Sometimes all you know is that you are stuck dealing with 49 negatives so you can get 51 positives and even though the positives out weight the negatives, you are definitely not happy. Problem is that the grass on the other side is not looking much greener because you have convinced yourself that the path you are on is the right path and that you are lucky to be on it so you better count your blessings.
In reality most paths are suiting, you just do not have any kind of emotional or social connection to other paths, so, you tend to think that they do not have value. Plus you have spent a lot of energy making plans.

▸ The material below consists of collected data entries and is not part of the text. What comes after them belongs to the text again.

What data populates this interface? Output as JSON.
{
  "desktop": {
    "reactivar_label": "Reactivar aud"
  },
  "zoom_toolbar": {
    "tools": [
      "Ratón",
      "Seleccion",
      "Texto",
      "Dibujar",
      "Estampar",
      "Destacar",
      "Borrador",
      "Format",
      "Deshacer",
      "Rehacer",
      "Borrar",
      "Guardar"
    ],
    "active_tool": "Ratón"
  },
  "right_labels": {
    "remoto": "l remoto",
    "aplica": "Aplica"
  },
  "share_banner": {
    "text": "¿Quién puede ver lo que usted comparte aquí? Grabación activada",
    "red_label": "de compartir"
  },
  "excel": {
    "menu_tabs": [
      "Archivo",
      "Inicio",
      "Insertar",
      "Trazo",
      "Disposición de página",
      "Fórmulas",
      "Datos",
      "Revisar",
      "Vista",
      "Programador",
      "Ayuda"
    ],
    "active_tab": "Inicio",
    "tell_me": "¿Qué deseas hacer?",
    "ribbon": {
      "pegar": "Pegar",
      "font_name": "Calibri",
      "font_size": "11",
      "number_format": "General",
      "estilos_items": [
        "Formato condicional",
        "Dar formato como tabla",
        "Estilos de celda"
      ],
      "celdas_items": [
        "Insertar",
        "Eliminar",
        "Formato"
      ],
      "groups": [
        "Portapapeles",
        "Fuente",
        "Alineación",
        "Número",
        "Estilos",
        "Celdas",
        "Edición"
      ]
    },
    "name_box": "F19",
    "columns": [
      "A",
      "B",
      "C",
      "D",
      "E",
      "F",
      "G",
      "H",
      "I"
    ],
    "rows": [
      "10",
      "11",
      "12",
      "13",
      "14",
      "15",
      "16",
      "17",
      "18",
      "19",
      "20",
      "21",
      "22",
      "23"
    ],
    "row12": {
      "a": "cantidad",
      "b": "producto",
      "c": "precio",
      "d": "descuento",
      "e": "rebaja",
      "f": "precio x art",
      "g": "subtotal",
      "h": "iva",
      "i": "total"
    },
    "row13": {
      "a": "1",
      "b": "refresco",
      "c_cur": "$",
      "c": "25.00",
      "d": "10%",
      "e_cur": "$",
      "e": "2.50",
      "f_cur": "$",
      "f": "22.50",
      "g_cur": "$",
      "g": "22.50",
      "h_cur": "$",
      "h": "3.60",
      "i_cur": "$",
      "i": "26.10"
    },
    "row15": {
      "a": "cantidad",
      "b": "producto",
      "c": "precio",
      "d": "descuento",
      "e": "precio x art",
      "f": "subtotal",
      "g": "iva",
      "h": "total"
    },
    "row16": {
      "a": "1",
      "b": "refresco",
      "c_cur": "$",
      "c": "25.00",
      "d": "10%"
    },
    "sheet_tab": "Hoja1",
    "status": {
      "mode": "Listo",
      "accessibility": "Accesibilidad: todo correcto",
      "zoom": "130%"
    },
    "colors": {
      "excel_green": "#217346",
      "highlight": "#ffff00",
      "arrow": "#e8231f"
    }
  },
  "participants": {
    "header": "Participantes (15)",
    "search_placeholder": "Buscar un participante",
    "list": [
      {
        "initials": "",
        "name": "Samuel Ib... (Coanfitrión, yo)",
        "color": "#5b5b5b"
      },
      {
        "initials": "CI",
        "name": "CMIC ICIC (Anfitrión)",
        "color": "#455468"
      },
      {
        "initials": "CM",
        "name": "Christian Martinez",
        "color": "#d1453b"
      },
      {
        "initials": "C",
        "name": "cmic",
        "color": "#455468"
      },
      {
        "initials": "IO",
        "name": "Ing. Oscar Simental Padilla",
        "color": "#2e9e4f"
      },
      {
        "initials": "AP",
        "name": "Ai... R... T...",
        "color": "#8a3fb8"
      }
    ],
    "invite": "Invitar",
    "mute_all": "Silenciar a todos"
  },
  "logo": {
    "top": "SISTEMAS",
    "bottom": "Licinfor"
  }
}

I think the most difficult part of sudden changes in life is coming to terms with the fact that all the hopes and dreams you had envisioned yourself to experience are no longer within your capacity to grasp with your new altered set of resources. You must dream up a new horizon to look forward to. People tend to shy away in horror at this idea when they are not actually facing the real, immediate task of doing so, why? Possibly because they either 1) have had to do it before and realize what a daunting task it is or 2) they have had the luxury of never having to create a new future for themselves unexpectedly.
If all goes well, Walter Benjamin’s Destructive Character will come out of you on its own to force you to pick up the pieces and find a better, more productive way of spending your time.